Camagüey Geography

Province located to the eastern end of the central region of Cuba. It has an extension of 15 584,72 sq km (6017 sq mi) and an estimated population of 771 931 inhabitants (1996). The province ranks first in extension and sixth in population.
In this province, plains predominate, but not all the land is plain in the Camagüey territory. The Sierra de Cubitas is notable because of its caves, considered the biggest and most beautiful of the island. One of them, located in the Tuabaquey hill (highest elevation of the province) and having an additional historical and cultural value, is preserved as testimony of a past runaway slave refuge.
From the high and abrupt slopes, with carsic characteristics like coastal rocks, one can see the impressively deep creeks.
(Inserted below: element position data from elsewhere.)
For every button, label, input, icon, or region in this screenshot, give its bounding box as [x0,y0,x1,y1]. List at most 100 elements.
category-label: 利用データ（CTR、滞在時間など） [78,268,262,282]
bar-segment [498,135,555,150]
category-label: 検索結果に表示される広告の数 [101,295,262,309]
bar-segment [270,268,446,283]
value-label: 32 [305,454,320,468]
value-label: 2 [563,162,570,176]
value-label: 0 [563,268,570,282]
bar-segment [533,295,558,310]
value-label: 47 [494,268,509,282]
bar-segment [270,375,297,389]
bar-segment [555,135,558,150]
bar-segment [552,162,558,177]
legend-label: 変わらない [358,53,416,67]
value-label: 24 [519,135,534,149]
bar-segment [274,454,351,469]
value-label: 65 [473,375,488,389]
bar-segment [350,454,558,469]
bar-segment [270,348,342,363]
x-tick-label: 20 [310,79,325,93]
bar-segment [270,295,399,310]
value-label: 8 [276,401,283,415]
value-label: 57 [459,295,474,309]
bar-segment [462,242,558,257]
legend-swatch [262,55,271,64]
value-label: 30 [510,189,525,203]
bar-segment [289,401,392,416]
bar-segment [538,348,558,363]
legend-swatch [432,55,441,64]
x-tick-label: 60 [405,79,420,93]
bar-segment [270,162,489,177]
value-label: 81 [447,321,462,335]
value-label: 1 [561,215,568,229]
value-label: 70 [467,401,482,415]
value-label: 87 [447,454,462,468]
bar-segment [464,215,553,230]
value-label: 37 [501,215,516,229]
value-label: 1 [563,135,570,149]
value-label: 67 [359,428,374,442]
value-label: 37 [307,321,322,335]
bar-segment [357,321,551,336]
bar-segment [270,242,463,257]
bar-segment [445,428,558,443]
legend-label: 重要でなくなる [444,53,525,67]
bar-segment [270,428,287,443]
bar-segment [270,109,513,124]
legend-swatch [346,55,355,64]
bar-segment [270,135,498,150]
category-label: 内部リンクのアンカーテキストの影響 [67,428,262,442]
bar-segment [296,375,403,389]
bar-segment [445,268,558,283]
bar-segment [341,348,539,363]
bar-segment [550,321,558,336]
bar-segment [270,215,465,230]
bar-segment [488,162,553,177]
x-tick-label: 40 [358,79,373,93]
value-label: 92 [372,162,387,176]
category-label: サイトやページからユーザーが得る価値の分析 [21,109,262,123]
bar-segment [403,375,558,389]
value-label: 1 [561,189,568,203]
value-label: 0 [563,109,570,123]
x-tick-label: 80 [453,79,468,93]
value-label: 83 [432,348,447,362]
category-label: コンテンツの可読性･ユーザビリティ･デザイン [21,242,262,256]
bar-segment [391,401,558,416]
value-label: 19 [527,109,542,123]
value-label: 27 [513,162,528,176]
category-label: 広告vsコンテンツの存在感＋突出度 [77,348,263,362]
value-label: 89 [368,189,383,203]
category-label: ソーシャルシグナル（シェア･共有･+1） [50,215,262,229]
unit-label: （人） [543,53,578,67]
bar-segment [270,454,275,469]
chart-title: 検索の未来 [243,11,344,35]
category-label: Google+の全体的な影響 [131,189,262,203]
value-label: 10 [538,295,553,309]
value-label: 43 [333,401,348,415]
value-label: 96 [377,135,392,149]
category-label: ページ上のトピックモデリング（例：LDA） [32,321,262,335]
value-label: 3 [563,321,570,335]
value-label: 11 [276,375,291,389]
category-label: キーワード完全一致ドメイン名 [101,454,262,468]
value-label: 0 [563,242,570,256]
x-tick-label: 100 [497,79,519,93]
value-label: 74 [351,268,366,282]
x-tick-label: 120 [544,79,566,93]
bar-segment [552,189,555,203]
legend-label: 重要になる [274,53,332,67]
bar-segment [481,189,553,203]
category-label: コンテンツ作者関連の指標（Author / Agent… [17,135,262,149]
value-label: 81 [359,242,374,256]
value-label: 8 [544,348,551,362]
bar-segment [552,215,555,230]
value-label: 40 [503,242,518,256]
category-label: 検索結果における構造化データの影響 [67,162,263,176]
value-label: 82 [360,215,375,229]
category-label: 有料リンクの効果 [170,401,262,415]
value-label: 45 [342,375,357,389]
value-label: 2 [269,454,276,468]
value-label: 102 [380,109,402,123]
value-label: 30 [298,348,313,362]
River Máximo, after passing through the mountains between the Tuabaquey and Santa Cruz heights, forms to the north beautiful natural water holes displaying attractive white marbles.
The existence of igneous and metamorphic rocks near the city of Camagüey has propitiated the formation of chromite, a strategic mineral, in such quantities that it could become the most important Cuban ore deposit.
Camagüey’s coralline northern coast allows to work out, lightly over the sea level, the hundreds of keys and islets of the Jardines del Rey archipelago. The islet known as Cayo Romano displays hills of relative importance like La Silla, which presence means that the origin of the islet was not merely the growing of the coral reef, but geological folds of the limestone crust of the region.
To the north of the Esmeralda municipality there have been discoveries of ammonite fossils from the Mesozoic Age.